Begleitet wurde der Empfang von einem vielfältigen Kulturprogramm, das von klassischer Musik über Breakdance bis hin zu Gesang und Bandauftritten reichte. Rund 1.000 Gäste aus Politik, Wirtschaft, Kultur und Zivilgesellschaft waren zu Gast und feierten gemeinsam den Start in ein Jahr voller Engagement, Gemeinschaft und Zuversicht. Der Empfang bot, wie gewohnt, zahlreiche Gelegenheiten zum Austausch und Netzwerken.

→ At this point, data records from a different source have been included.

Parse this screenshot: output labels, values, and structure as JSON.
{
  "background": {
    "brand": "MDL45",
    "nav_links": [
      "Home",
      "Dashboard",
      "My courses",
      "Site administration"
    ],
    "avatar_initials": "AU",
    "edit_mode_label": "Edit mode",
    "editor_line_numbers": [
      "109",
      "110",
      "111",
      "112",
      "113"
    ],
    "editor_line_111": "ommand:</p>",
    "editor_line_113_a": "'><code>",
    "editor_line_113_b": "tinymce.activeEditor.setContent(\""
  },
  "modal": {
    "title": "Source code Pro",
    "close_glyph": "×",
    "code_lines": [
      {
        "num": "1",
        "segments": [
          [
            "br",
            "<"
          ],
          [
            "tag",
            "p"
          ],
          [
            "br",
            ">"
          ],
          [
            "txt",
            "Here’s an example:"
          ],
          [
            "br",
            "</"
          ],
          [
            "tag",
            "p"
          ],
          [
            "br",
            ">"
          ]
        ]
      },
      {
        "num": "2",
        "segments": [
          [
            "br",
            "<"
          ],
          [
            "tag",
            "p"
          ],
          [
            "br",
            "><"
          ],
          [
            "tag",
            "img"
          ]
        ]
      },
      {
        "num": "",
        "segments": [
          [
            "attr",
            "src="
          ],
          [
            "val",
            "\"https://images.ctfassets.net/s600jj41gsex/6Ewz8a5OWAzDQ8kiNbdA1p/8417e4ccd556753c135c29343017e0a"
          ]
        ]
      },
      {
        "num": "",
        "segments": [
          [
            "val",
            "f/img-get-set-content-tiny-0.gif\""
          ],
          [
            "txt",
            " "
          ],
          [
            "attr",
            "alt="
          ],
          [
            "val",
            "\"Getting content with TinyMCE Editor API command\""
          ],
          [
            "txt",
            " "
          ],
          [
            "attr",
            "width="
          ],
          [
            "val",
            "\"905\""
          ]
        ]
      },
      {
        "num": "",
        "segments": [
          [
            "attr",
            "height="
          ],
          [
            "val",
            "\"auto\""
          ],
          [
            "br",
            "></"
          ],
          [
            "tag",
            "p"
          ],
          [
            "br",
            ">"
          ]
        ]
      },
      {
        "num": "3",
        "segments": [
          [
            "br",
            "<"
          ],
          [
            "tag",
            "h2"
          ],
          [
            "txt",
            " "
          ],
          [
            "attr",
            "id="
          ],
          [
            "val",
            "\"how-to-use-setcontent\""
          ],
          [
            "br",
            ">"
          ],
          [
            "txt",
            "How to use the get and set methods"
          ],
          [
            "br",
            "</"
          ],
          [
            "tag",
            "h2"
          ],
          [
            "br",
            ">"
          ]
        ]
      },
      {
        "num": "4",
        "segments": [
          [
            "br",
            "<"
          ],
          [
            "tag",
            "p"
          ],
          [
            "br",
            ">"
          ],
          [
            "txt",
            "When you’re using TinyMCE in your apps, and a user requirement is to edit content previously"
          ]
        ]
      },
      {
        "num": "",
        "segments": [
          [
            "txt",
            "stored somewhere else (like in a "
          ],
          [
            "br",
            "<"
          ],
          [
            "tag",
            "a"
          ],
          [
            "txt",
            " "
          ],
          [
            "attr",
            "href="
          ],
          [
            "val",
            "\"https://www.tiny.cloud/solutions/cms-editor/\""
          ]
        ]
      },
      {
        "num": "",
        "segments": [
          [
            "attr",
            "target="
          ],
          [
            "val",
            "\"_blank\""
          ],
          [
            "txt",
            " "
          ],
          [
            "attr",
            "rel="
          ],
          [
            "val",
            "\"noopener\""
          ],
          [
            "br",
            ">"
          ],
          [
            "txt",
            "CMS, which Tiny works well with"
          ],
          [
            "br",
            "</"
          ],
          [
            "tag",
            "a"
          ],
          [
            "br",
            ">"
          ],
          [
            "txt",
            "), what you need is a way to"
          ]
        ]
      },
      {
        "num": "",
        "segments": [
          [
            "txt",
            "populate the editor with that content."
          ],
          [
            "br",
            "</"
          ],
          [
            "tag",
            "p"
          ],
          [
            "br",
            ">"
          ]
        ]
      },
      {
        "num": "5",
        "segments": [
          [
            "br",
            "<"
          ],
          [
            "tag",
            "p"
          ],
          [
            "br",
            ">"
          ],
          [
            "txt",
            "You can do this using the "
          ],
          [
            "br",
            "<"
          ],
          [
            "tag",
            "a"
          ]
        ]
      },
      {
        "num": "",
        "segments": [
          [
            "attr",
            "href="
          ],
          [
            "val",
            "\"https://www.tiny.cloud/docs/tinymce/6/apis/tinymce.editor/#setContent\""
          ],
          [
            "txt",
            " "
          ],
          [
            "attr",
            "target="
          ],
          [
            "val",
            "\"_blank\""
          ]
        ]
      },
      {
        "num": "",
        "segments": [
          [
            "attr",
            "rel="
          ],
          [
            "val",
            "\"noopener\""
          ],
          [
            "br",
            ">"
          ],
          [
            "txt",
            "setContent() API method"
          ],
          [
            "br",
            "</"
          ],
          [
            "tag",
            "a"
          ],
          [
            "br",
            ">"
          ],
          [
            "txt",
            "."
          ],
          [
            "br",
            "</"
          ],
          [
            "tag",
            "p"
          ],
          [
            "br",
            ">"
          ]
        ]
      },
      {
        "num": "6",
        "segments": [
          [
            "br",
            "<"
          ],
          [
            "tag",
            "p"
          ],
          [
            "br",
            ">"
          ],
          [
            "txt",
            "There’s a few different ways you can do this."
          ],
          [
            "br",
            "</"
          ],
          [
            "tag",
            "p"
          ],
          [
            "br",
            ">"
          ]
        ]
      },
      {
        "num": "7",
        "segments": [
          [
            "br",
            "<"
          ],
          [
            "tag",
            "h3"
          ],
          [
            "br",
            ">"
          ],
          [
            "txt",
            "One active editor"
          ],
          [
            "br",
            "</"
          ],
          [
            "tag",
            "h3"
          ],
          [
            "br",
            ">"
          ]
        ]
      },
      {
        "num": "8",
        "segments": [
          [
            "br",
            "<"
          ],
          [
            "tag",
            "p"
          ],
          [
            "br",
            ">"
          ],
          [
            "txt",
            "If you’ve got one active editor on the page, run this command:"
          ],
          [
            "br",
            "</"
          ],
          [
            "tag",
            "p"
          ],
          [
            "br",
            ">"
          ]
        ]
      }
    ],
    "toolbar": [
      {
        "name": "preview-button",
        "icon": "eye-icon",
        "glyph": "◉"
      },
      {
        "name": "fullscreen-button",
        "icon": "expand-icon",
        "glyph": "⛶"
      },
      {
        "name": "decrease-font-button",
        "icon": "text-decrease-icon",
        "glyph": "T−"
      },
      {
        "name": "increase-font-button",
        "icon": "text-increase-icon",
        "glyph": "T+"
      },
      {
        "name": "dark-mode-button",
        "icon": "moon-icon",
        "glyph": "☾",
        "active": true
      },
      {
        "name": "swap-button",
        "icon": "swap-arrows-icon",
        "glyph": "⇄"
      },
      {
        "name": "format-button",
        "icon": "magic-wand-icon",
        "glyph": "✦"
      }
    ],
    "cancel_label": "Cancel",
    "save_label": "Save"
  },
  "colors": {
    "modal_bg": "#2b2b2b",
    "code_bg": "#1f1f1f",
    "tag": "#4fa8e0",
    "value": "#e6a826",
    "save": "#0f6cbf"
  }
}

Mit der Bank „Kein Platz für Rassisten“ unterstreicht der St. Elisabeth-Verein seinen Einsatz für Vielfalt, Respekt und Zusammenhalt – Werte, die für Marburg und seine Menschen stehen.
Auf dem Bild:
Matthias Bohn und Thomas Kelz, die Vorstände des St. Elisabeth-Vereins, lassen „kein Platz für Rassisten“. (Foto: Manfred Günther)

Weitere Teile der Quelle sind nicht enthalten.